Totomycin

Clinical data
- Other names: Hygromycin A, Homomycin
- ATC code: none;

Identifiers
- IUPAC name (E)-N-[(3aS,4R,5R,6S,7R,7aR)-4,6,7-Trihydroxy-3a,4,5,6,7,7a-hexahydro-1,3-benzodioxol-5-yl]-3-[4-[(2S,3S,4S,5S)-5-acetyl-3,4-dihydroxyoxolan-2-yl]oxy-3-hydroxyphenyl]-2-methylprop-2-enamide;
- CAS Number: 6379-56-2;
- PubChem CID: 6433481;
- ChemSpider: 4938630;
- UNII: 3YJY415DDI;
- CompTox Dashboard (EPA): DTXSID501349167 DTXSID70980360, DTXSID501349167 ;

Chemical and physical data
- Formula: C_{23}H_{29}NO_{12}
- Molar mass: 511.480 g·mol^{−1}
- 3D model (JSmol): Interactive image;
- Melting point: 110 to 112 °C (230 to 234 °F) (decomp.)
- SMILES C/C(=C\C1=CC(=C(C=C1)O[C@H]2[C@H]([C@@H]([C@H](O2)C(=O)C)O)O)O)/C(=O)N[C@@H]3[C@@H]([C@H]([C@@H]4[C@H]([C@@H]3O)OCO4)O)O;
- InChI InChI=1S/C23H29NO12/c1-8(22(32)24-13-14(27)16(29)21-20(15(13)28)33-7-34-21)5-10-3-4-12(11(26)6-10)35-23-18(31)17(30)19(36-23)9(2)25/h3-6,13-21,23,26-31H,7H2,1-2H3,(H,24,32)/b8-5+/t13-,14+,15-,16-,17+,18+,19-,20+,21-,23-/m1/s1; Key:YQYJSBFKSSDGFO-IIHALWDASA-N;

= Totomycin =

Chemical compound

Hygromycin A (also known as totomycin) is a modified cinnamic acid flanked by a furanose sugar and aminocyclitol (not to be confused with hygromycin B, belonging to an unrelated class of antibiotics, aminoglycosides). It is produced by Streptomyces hygroscopicus, first described in the 1950s.

==History==
Hygromycin A was discovered in a soil sample from a forest near Indianapolis, Indiana in 1953 by Waksman and Henrici. Identification and structure of totomycin was not determined until 1957.

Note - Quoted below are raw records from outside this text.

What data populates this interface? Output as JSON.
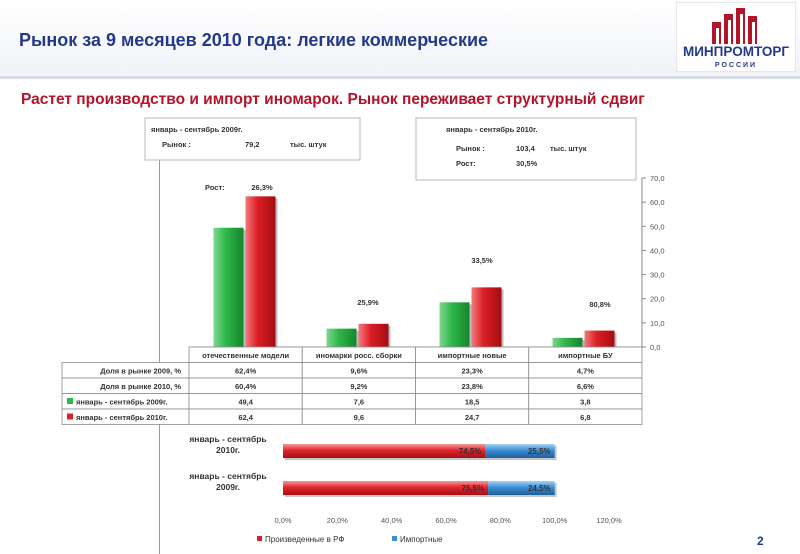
{
  "title": "Рынок за 9 месяцев 2010 года: легкие коммерческие",
  "subtitle": "Растет производство и импорт иномарок. Рынок переживает структурный сдвиг",
  "logo_text": "МИНПРОМТОРГ",
  "logo_subtext": "РОССИИ",
  "page_number": "2",
  "colors": {
    "title_blue": "#233a8b",
    "subtitle_red": "#b3142a",
    "series_green": "#2fb84c",
    "series_red": "#dd1f26",
    "series_blue": "#3a8fd6"
  },
  "info_2009": {
    "title": "январь - сентябрь 2009г.",
    "market_label": "Рынок :",
    "market_value": "79,2",
    "unit": "тыс. штук"
  },
  "info_2010": {
    "title": "январь - сентябрь 2010г.",
    "market_label": "Рынок :",
    "market_value": "103,4",
    "unit": "тыс. штук",
    "growth_label": "Рост:",
    "growth_value": "30,5%"
  },
  "growth_label": "Рост:",
  "chart_data": [
    {
      "type": "bar",
      "categories": [
        "отечественные модели",
        "иномарки росс. сборки",
        "импортные новые",
        "импортные БУ"
      ],
      "series": [
        {
          "name": "январь - сентябрь 2009г.",
          "values": [
            49.4,
            7.6,
            18.5,
            3.8
          ],
          "labels": [
            "49,4",
            "7,6",
            "18,5",
            "3,8"
          ],
          "color": "#2fb84c"
        },
        {
          "name": "январь - сентябрь 2010г.",
          "values": [
            62.4,
            9.6,
            24.7,
            6.8
          ],
          "labels": [
            "62,4",
            "9,6",
            "24,7",
            "6,8"
          ],
          "color": "#dd1f26"
        }
      ],
      "growth_labels": [
        "26,3%",
        "25,9%",
        "33,5%",
        "80,8%"
      ],
      "ylim": [
        0,
        70
      ],
      "yticks": [
        "0,0",
        "10,0",
        "20,0",
        "30,0",
        "40,0",
        "50,0",
        "60,0",
        "70,0"
      ],
      "table_rows": [
        {
          "label": "Доля в рынке 2009, %",
          "values": [
            "62,4%",
            "9,6%",
            "23,3%",
            "4,7%"
          ]
        },
        {
          "label": "Доля в рынке 2010, %",
          "values": [
            "60,4%",
            "9,2%",
            "23,8%",
            "6,6%"
          ]
        }
      ]
    },
    {
      "type": "bar",
      "orientation": "horizontal",
      "stacked": true,
      "categories": [
        "январь - сентябрь 2010г.",
        "январь - сентябрь 2009г."
      ],
      "series": [
        {
          "name": "Произведенные в РФ",
          "values": [
            74.5,
            75.5
          ],
          "labels": [
            "74,5%",
            "75,5%"
          ],
          "color": "#dd1f26"
        },
        {
          "name": "Импортные",
          "values": [
            25.5,
            24.5
          ],
          "labels": [
            "25,5%",
            "24,5%"
          ],
          "color": "#3a8fd6"
        }
      ],
      "xlim": [
        0,
        120
      ],
      "xticks": [
        "0,0%",
        "20,0%",
        "40,0%",
        "60,0%",
        "80,0%",
        "100,0%",
        "120,0%"
      ],
      "legend": "bottom"
    }
  ]
}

Little further research was performed on totomycin for decades afterwards due to its weak activity against most bacteria, and as of 2021 its safety or efficacy in humans have not been assessed in any preclinical or clinical trials, although some initial results in mice were promising.

==Antibiotic activity==
It was thought that the strongest antibiotic activity of totomycin was against Staphylococcus haemolyticus, in which growth was inhibited by concentrations of 2 μg/mL. Other gram-positive and gram-negative sensitive to totomycin are inhibited by concentrations from 16 to 31 μg/mL.

In 2021 it was reported that Hygromycin A is very effective against spirochetes and can be used to eliminate the spirochete that causes Lyme disease. Bait laced with hygromycin A could be used to eliminate Lyme disease in the wild.

==Total synthesis==
Totomycin has been a successful target in total synthesis since 1989.